Был такой человек в Константинополе, который вправе был заявить, что никогда ни капли не сомневался в этом удивительном исходе. Еще в начале февраля Энвер говорил своим приятелям в столице, что все это чепуха, нечего бояться, враг никогда не прорвется. В марте он съездил в Дарданеллы, чтобы понаблюдать за ходом сражения, и по возвращении заявил, что оборона совершенно прочная, у артиллеристов полно снарядов, а минные поля целы. «Я войду в историю, – сказал Энвер, – как человек, продемонстрировавший уязвимость британского флота. Если они не подключат большую армию, то окажутся в ловушке. По моему мнению, это глупая затея»[5].

Поскольку в прошлом военные суждения Энвера были потрясающе необоснованными, мало кто как среди дипломатов, так и его коллег верил им. Но ничто не могло его поколебать. Как-то он доверился Моргентау, что, когда до войны он был в Англии, там видел много известных людей – Асквита, Черчилля и Халдейна – и говорил им, что их идеи устарели. Черчилль возражал, что Англия в состоянии защититься с помощью одного своего флота, а Энвер ему ответил, что ни одна великая империя не могла устоять, если у нее не было армии в придачу. И вот теперь Черчилль посылает свой флот в Дарданеллы, чтобы доказать Энверу, что тот не прав. Что ж, поживем – увидим.

В конце этой беседы, обернувшись к послу, Энвер сказал с серьезным видом: «Знаете, в Германии император ни с кем не беседует так задушевно, как я сегодня разговаривал с вами».

Это звучало не очень смешно. Энвер уже правил в военном министерстве как диктатор. Никто не осмеливался взять на себя принятие решения в его отсутствие, а самые опытные и знаменитые политики и генералы вели себя перед ним заискивающе. Ему ничего не стоило заставить султана ждать полчаса и больше на какой-нибудь церемонии или параде, и даже Вангенхайм начинал волноваться в присутствии этого маленького колосса, которого сам вознес, особенно когда после 18 марта позиции Энвера стали могучими, как никогда.

Во многих историях о Галлиполийской кампании утверждается, что неудачная морская атака на Дарданеллы явилась главной ошибкой не только потому, что провалилась, но и потому, что предупредила турок о приближающемся вторжении и дала им резерв времени для укрепления полуострова. Это, как мы скоро убедимся, достаточно верно, и все же кажется вероятным, что политические и психологические последствия 18 марта были еще более важными. Это была первая победа турок за столь многие годы.

С начала века страна не знала ничего, кроме поражений и отступлений, и турки уже стали привыкать (но не примирились) к деморализующему зрелищу беженцев, устремляющихся в глубь страны почти после каждого поражения.

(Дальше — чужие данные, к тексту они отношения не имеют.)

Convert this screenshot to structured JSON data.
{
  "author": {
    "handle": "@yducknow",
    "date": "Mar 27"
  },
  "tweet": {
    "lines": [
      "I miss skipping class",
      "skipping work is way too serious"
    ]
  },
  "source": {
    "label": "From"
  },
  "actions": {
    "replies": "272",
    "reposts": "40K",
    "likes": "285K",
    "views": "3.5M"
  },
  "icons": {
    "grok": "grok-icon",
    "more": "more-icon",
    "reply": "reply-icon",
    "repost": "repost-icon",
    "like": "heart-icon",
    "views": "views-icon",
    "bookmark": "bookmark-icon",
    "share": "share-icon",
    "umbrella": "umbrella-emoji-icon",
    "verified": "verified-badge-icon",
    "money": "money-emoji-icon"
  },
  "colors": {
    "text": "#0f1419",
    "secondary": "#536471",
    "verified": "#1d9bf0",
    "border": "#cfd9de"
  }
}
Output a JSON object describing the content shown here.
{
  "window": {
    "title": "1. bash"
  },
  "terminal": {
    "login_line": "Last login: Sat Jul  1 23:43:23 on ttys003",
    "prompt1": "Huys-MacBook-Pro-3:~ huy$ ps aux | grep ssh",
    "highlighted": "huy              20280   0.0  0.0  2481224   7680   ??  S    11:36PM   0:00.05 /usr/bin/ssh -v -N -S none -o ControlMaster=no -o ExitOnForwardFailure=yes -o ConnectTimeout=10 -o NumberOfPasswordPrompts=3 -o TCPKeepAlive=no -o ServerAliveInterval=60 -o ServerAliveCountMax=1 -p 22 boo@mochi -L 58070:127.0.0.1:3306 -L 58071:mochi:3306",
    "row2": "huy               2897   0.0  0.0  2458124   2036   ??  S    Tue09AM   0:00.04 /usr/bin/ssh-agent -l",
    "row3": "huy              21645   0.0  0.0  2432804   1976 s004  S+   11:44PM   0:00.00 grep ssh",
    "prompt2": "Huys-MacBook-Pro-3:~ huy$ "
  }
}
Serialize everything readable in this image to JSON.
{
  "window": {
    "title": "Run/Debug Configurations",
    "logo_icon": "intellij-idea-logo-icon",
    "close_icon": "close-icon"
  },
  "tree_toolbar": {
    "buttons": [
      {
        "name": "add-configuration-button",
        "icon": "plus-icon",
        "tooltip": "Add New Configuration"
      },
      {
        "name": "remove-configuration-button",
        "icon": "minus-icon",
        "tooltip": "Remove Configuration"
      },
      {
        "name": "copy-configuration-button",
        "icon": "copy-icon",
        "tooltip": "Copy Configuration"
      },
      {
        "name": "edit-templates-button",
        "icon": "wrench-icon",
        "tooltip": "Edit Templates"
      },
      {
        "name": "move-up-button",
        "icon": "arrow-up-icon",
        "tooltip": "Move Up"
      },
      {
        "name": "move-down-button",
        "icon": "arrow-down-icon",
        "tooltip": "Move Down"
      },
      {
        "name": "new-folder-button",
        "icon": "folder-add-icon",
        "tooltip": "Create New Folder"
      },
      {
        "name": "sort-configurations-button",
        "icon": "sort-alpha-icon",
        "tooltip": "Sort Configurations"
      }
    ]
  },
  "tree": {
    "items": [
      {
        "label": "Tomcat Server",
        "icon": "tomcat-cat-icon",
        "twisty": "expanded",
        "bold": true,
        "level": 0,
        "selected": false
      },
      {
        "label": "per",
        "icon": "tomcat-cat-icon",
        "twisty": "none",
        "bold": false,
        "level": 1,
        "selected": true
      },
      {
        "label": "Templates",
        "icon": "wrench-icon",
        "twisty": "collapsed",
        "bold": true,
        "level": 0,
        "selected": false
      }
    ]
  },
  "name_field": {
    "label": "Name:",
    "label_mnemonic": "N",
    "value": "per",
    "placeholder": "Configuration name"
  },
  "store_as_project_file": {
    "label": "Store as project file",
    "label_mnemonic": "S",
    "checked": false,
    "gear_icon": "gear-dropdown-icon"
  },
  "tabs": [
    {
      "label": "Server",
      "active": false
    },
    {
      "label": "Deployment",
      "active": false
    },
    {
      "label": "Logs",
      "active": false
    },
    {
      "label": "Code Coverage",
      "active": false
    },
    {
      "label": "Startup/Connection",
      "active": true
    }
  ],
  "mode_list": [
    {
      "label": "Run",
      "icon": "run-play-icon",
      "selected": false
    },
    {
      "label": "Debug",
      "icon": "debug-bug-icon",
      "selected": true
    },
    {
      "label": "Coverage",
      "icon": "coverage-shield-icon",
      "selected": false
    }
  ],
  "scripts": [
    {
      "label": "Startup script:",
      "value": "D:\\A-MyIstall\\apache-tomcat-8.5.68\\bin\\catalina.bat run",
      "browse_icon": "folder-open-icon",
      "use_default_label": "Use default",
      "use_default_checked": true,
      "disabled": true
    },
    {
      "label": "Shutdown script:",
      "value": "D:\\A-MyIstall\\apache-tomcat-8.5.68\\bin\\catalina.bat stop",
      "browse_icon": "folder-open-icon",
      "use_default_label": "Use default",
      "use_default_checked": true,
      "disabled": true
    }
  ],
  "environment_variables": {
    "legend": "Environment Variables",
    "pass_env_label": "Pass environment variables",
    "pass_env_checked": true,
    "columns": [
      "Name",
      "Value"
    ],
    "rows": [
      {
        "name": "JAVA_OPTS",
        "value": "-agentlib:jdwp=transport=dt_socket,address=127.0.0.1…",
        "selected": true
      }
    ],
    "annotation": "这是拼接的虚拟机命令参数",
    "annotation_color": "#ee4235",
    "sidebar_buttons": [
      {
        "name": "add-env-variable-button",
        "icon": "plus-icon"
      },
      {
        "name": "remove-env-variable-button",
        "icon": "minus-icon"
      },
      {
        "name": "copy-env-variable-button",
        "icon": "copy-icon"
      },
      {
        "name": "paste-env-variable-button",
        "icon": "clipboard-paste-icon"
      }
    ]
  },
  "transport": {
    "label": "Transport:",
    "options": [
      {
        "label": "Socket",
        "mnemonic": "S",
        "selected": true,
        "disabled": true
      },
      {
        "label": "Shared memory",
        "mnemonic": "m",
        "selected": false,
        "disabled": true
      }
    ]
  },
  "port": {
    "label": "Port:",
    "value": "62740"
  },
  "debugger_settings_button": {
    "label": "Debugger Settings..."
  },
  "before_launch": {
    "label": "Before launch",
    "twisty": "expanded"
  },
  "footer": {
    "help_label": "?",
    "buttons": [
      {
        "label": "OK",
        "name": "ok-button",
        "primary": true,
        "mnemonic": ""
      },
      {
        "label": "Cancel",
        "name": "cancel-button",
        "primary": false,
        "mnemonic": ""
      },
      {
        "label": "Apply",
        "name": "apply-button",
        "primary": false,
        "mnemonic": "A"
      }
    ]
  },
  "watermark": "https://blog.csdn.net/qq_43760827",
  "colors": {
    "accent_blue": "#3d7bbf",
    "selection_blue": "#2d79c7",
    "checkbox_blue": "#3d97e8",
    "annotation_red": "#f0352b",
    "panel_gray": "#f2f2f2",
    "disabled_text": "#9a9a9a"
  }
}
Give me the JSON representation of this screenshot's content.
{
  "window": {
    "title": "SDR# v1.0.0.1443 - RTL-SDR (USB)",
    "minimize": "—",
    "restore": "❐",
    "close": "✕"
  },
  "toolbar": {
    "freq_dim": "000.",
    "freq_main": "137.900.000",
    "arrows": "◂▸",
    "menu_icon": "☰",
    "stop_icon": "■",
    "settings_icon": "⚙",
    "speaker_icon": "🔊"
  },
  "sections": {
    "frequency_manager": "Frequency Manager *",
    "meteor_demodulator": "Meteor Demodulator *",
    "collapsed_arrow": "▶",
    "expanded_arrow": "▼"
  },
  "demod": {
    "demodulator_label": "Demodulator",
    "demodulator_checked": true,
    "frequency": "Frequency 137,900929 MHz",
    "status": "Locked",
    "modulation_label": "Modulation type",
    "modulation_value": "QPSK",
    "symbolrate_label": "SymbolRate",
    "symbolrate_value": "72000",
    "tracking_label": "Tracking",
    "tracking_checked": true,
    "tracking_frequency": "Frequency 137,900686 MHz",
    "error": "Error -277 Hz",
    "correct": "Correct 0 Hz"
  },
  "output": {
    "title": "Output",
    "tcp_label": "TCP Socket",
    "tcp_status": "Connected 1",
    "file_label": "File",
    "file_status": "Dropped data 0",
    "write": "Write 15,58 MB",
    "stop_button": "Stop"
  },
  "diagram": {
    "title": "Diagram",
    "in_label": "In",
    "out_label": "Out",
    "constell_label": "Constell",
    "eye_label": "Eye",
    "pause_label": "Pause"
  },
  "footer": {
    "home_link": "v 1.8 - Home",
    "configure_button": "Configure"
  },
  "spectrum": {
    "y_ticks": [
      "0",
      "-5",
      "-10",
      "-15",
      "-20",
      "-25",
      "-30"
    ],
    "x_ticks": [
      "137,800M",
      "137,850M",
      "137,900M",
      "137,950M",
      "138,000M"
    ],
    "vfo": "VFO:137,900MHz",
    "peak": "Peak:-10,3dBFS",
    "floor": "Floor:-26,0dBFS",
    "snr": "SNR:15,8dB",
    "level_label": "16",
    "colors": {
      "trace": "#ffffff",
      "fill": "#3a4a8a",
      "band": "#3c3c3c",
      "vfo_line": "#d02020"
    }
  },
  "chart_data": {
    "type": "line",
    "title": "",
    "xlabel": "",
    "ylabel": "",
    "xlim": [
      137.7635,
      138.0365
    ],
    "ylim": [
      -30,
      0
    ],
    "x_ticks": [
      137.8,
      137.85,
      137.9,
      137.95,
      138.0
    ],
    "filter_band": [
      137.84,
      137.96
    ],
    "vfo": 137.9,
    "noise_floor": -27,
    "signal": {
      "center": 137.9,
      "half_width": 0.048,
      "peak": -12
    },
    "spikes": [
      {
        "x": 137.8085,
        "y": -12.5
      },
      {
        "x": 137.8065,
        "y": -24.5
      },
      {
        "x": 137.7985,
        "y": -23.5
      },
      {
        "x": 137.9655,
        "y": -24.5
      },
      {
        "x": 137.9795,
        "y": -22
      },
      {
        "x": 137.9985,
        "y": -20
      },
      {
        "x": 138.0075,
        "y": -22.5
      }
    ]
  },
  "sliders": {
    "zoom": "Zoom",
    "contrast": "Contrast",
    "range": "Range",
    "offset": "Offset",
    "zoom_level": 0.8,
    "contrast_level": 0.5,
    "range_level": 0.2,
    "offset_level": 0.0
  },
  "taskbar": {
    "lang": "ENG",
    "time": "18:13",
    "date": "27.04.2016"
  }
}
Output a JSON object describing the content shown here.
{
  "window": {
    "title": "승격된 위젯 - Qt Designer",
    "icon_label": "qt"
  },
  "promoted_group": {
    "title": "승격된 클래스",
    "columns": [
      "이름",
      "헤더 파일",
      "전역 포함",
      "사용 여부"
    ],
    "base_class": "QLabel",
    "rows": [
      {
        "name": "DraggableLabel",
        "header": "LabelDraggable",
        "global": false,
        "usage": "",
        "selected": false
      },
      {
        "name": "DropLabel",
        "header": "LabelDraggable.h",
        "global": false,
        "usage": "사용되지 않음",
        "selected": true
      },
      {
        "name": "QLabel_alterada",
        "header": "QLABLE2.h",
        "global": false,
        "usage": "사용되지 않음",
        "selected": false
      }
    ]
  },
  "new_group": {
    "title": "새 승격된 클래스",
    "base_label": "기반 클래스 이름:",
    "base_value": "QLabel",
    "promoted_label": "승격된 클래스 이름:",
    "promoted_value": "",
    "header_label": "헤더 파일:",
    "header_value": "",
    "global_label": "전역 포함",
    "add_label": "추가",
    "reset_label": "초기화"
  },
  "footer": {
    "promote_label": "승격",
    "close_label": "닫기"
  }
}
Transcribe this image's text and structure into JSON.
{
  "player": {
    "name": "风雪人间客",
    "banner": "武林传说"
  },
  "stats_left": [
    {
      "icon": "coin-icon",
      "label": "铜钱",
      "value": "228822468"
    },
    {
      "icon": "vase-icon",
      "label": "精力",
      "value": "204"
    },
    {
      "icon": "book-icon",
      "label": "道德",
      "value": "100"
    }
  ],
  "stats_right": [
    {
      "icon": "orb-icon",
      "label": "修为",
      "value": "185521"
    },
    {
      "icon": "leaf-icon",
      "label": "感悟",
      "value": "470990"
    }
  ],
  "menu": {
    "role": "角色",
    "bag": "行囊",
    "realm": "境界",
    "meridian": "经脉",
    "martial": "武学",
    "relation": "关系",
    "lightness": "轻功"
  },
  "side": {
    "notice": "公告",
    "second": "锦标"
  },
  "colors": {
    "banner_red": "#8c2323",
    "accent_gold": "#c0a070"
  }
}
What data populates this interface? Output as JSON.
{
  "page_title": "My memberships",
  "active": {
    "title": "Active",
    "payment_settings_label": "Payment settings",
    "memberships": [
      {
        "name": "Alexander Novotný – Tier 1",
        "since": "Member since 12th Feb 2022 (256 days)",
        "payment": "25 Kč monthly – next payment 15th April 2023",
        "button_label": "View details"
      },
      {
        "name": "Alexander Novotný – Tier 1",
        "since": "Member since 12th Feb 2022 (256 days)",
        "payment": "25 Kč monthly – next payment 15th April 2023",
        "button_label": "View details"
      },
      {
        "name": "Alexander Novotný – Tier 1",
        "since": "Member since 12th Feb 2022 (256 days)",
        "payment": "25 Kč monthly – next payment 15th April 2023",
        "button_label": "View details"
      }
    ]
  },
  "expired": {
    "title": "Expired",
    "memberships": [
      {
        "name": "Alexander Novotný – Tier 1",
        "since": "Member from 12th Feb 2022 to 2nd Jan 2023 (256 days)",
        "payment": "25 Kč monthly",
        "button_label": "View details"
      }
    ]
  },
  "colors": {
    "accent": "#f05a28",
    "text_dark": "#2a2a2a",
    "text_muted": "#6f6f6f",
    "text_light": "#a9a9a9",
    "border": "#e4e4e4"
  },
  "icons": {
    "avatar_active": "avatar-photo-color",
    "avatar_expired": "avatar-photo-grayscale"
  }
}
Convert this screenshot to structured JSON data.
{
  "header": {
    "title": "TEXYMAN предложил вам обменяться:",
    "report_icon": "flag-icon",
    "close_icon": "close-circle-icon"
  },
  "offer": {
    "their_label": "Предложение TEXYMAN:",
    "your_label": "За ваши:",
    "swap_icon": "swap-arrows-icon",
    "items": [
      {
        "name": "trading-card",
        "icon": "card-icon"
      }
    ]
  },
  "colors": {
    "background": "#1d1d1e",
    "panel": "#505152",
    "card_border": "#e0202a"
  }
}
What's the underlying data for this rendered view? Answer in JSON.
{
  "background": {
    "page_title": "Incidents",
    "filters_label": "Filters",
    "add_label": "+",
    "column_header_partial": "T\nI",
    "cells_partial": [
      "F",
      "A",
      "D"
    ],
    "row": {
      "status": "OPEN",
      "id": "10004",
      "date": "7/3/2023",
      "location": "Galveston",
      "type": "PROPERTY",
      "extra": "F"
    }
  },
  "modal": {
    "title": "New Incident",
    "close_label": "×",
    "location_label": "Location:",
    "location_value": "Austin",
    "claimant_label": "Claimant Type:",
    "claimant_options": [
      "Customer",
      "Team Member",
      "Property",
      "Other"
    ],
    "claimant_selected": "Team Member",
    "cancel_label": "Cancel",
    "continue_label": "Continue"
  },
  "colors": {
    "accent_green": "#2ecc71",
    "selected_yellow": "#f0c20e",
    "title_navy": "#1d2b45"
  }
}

Возьмем лишь один случай из миллионов: мать Мустафы Кемаля была вынуждена бежать из Македонии, и он нашел ее совершенно без денег в Константинополе. Салоники, город, в котором он вырос и который он считал турецким по праву, стал греческим.

В одну особенно ужасную зиму в Константинополе Обри Герберт вдохновился на следующие строки:

Вечный снег падает на холмистую равнину,
И сквозь сумерки, полные снежных хлопьев,
белая земля соединяется с небом.
Унылый, как голодный раненый волк, с цепью на шее,
Встает на свою смерть турок.

Несомненно, Кемаль видел себя самого в этом свете, да и было много других таких, как он.

Герберт писал еще: «В 1913 году, когда Балканы одерживали одну сокрушительную победу за другой над плохо оснащенной и неорганизованной турецкой армией, во всех греческих кафе на Пера распевали песни триумфа».

Не только одни греки, но и армяне и другие национальные меньшинства были свидетелями турецких унижений, великие христианские державы добились для себя в Турции исключительных прав. Они контролировали ее зарубежную торговлю, руководили ее вооруженными службами и полицией, предоставляли кредиты банкроту-правительству в зависимости от своей оценки поведения этого правительства, а их граждане, жившие в Турции, были выше закона: по системе капитуляции западно-европейцев за правонарушения мог судить только суд их страны. Само собой подразумевалось, что турок не только неспособен управлять собственными делами, но он еще к тому же и не цивилизован. Турок олицетворял Калибана – опасное, но уже послушное чудовище, а европейские державы – Просперо, управлявшего им ради его же блага.